Letusan Toba memang terjadi pada saat yang menentukan dalam sejarah manusia,
sekitar masa ketika nenek moyang kita, Homo sapiens melakukan eksodus massal, dari
Afrika ke Asia. Para peneliti yakin betul, orang yang kala itu tinggal sejauh 2.000
kilometer di timur India dipengaruhi letusan tersebut, yang berkecamuk selama
berminggu-minggu.
Sejumlah ilmuwan punya pendapat lain. Menurut mereka, letusan Toba tak berdampak
pada kehidupan cikal bakal manusia modern.
Penelitian terus dilakukan untuk mengungkap misteri tersebut. Pertanyaannya, apakah
bahaya Gunung Toba sudah lewat atau jangan-jangan ia adalah 'raksasa tidur' yang
menunggu untuk bangun?
Para peneliti memprediksi, erupsi dahsyat Danau Toba berpotensi terjadi lagi. Namun,
jangan buru-buru khawatir, peristiwa tersebut diperkirakan tak akan terjadi dalam
waktu dekat.
Sebuah model menunjukkan bagaimana kolam magma tumbuh di bawah kaldera Toba.
Meski terlihat tenang, peneliti mengatakan bahwa 'mesin' yang menghasilkan magma
akan terus aktif.
Dikutip dari International Business Times, Selasa (23/8/2016), bagaimana dan kapan
erupsi tersebut akan terjadi lagi, hingga kini belum diketahui secara pasti.
Dalam studi yang dipublikasikan di jurnal Nature, sebuah tim ilmuwan internasional
membuat model yang menunjukkan bagaimana magma berkumpul di bawah kaldera-kawah di mana Danau Toba berlokasi.

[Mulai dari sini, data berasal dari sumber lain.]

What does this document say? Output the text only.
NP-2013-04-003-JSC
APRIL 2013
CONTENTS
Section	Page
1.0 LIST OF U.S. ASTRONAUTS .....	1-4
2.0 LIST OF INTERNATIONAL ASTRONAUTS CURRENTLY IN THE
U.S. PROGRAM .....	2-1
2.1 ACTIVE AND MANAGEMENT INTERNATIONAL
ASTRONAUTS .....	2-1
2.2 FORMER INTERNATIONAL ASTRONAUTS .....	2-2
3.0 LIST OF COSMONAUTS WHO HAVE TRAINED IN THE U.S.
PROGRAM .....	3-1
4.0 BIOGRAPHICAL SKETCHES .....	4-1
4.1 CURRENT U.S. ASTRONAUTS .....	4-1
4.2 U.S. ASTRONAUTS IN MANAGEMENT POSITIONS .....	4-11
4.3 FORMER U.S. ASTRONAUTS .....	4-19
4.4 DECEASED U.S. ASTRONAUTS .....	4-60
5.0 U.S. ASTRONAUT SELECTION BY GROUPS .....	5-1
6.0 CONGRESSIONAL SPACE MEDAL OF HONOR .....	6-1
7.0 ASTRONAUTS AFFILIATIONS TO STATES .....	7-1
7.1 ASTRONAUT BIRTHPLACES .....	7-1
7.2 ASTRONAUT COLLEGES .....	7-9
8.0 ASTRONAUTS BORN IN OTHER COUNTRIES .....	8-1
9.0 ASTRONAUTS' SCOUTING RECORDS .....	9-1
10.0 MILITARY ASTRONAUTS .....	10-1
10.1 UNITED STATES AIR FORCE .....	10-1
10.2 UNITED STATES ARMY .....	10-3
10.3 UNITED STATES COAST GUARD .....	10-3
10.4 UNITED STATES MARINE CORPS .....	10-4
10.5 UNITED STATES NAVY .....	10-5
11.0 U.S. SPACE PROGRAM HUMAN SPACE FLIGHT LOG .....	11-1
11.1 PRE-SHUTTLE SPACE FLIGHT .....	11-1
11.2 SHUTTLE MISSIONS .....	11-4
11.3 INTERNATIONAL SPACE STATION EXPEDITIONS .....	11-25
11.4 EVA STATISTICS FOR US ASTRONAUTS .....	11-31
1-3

Para peneliti menggunakan data seismik untuk melacak sistem saluran Toba. Hasilnya,
mereka memperoleh saluran rumit dengan magma yang bergerak naik melalui tingkat
tertentu.

Ilustrasi letusan dahsyat (Ivan Koulakov)


Tim tersebut juga melacak magma hingga kedalaman 150 km. Pada tingkat tersebut,
sejumlah besar unsur-unsur kimia atmosfer, dikenal sebagai volatil, dihasilkan di
subduksi--batas antar lempeng yang bersifat konvergen.
Mereka kemudian bergerak ke atas dan mencair, berkumpul di dasar kerak dan
menciptakan waduk magma seluas 50.000 kilometer kubik dengan kedalaman 75
kilometer.
Proses tersebut terus berulang untuk membentuk kerak waduk dangkal yang dianggap
bertanggung jawab atas terjadinya letusan dahsyat.
Sistem tersebut mirip dengan yang ditemukan di supervolcano Yellowstone di Amerika
Serikat. Peneliti mengatakan, hal tersebut menunjukkan bahwa waduk magma yang
luas dan padat di bawah kerak Bumi, merupakan mekanisme kunci penyebab letusan
dahsyat.

Walaupun terdapat kemungkinan letusan dahsyat terjadi lagi, para ilmuwan


mengatakan bahwa kita tak perlu panik dengan hal tersebut.
"Terdapat kemungkinan bahwa, dalam jangka waktu panjang, letusan besar akan terjadi
berulang kali hingga (sistem patahan) Investigator Fracture Zone, di mana menjadi
sumber terbesar letusan dahsyat, menghujam ke bawah Toba," tulis ilmuwan.
"Massa kritis dari magma cair dan volatil di kerak kemungkinan belum dicapai, dan
letusan dahsyat berikutnya tampaknya akan terjadi dalam beberapa puluh ribu atau
ratusan ribu tahun mendatang," jelas mereka.